Microsoft Azure’s Media Services platform
Azure Media Services is a platform that allows users to build and deliver scalable and secure real-time video processing solutions. It offers a range of services and features for encoding, streaming, protecting, and analyzing media content across various devices. It is a general platform with many capabilities, but the most relevant ones are related to sending and receiving data through RTMP or RTSP protocols. Media Services also includes capabilities for live video processing like resizing, cropping, or adjusting the video quality. Media Services pricing is based on the number of setup streams and they are billed on a daily basis.

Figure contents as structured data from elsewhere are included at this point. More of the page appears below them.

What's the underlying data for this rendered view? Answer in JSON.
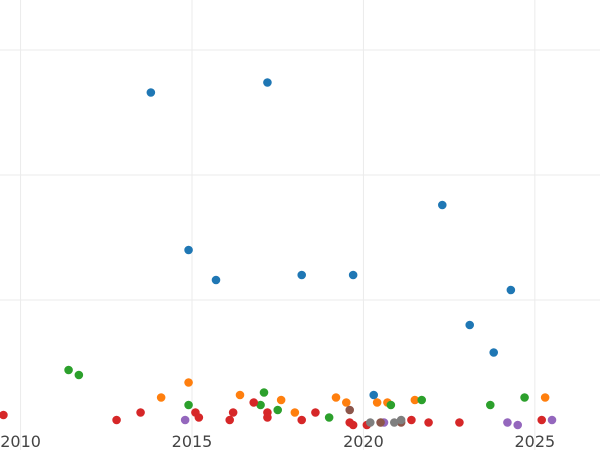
{
  "chart_data": {
    "type": "scatter",
    "title": "",
    "xlabel": "",
    "ylabel": "",
    "xlim": [
      2009.4,
      2026.9
    ],
    "ylim": [
      0,
      17
    ],
    "x_ticks": [
      2010,
      2015,
      2020,
      2025
    ],
    "x_tick_labels": [
      "2010",
      "2015",
      "2020",
      "2025"
    ],
    "y_gridlines": [
      5,
      10,
      15
    ],
    "grid": true,
    "legend": "none",
    "series": [
      {
        "color": "#1f77b4",
        "points": [
          {
            "x": 2013.8,
            "y": 13.3
          },
          {
            "x": 2017.2,
            "y": 13.7
          },
          {
            "x": 2014.9,
            "y": 7.0
          },
          {
            "x": 2015.7,
            "y": 5.8
          },
          {
            "x": 2018.2,
            "y": 6.0
          },
          {
            "x": 2019.7,
            "y": 6.0
          },
          {
            "x": 2022.3,
            "y": 8.8
          },
          {
            "x": 2024.3,
            "y": 5.4
          },
          {
            "x": 2023.1,
            "y": 4.0
          },
          {
            "x": 2023.8,
            "y": 2.9
          },
          {
            "x": 2020.3,
            "y": 1.2
          }
        ]
      },
      {
        "color": "#ff7f0e",
        "points": [
          {
            "x": 2014.1,
            "y": 1.1
          },
          {
            "x": 2014.9,
            "y": 1.7
          },
          {
            "x": 2016.4,
            "y": 1.2
          },
          {
            "x": 2017.6,
            "y": 1.0
          },
          {
            "x": 2018.0,
            "y": 0.5
          },
          {
            "x": 2019.2,
            "y": 1.1
          },
          {
            "x": 2019.5,
            "y": 0.9
          },
          {
            "x": 2020.4,
            "y": 0.9
          },
          {
            "x": 2020.7,
            "y": 0.9
          },
          {
            "x": 2021.5,
            "y": 1.0
          },
          {
            "x": 2025.3,
            "y": 1.1
          }
        ]
      },
      {
        "color": "#2ca02c",
        "points": [
          {
            "x": 2011.4,
            "y": 2.2
          },
          {
            "x": 2011.7,
            "y": 2.0
          },
          {
            "x": 2014.9,
            "y": 0.8
          },
          {
            "x": 2017.0,
            "y": 0.8
          },
          {
            "x": 2017.1,
            "y": 1.3
          },
          {
            "x": 2017.5,
            "y": 0.6
          },
          {
            "x": 2019.0,
            "y": 0.3
          },
          {
            "x": 2020.8,
            "y": 0.8
          },
          {
            "x": 2021.7,
            "y": 1.0
          },
          {
            "x": 2023.7,
            "y": 0.8
          },
          {
            "x": 2024.7,
            "y": 1.1
          }
        ]
      },
      {
        "color": "#d62728",
        "points": [
          {
            "x": 2009.5,
            "y": 0.4
          },
          {
            "x": 2012.8,
            "y": 0.2
          },
          {
            "x": 2013.5,
            "y": 0.5
          },
          {
            "x": 2015.1,
            "y": 0.5
          },
          {
            "x": 2015.2,
            "y": 0.3
          },
          {
            "x": 2016.1,
            "y": 0.2
          },
          {
            "x": 2016.2,
            "y": 0.5
          },
          {
            "x": 2016.8,
            "y": 0.9
          },
          {
            "x": 2017.2,
            "y": 0.5
          },
          {
            "x": 2017.2,
            "y": 0.3
          },
          {
            "x": 2018.2,
            "y": 0.2
          },
          {
            "x": 2018.6,
            "y": 0.5
          },
          {
            "x": 2019.6,
            "y": 0.1
          },
          {
            "x": 2019.7,
            "y": 0.0
          },
          {
            "x": 2020.1,
            "y": 0.0
          },
          {
            "x": 2021.4,
            "y": 0.2
          },
          {
            "x": 2021.9,
            "y": 0.1
          },
          {
            "x": 2022.8,
            "y": 0.1
          },
          {
            "x": 2025.2,
            "y": 0.2
          }
        ]
      },
      {
        "color": "#9467bd",
        "points": [
          {
            "x": 2014.8,
            "y": 0.2
          },
          {
            "x": 2020.6,
            "y": 0.1
          },
          {
            "x": 2024.2,
            "y": 0.1
          },
          {
            "x": 2024.5,
            "y": 0.0
          },
          {
            "x": 2025.5,
            "y": 0.2
          }
        ]
      },
      {
        "color": "#8c564b",
        "points": [
          {
            "x": 2019.6,
            "y": 0.6
          },
          {
            "x": 2020.5,
            "y": 0.1
          },
          {
            "x": 2021.1,
            "y": 0.1
          }
        ]
      },
      {
        "color": "#7f7f7f",
        "points": [
          {
            "x": 2020.2,
            "y": 0.1
          },
          {
            "x": 2020.9,
            "y": 0.1
          },
          {
            "x": 2021.1,
            "y": 0.2
          }
        ]
      }
    ]
  }
}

Architecture-wise, Media Services streams work similarly to Kinesis Video Streams. It allows the user to send real-time video from a camera device into a video processing application.
Some key features of this alternative are:
- We deploy a trained model in a hosted service such as an Azure Virtual Machine or a Container instance. This application gets the streaming from the Media Services account.
- It’s also possible to deploy the ML model in another Container Instance to run the inference step, leveraging Azure ML models and training pipelines.
- The video processing app gets predictions and sends them to an output stream.
Conclusions
In this article we outlined some basic architecture alternatives for designing an ML real-time video processing application. We described some general alternatives using Kafka Topics and RSTP connections between video devices and a video processing app. Then we evaluated what a basic implementation in each cloud provider would look like, and described some possible add-ons.
A real production-ready architecture might look quite more complex than the ones described in this post. We hope this post serve as a conversation starter when deciding how to structure an application with such streaming features.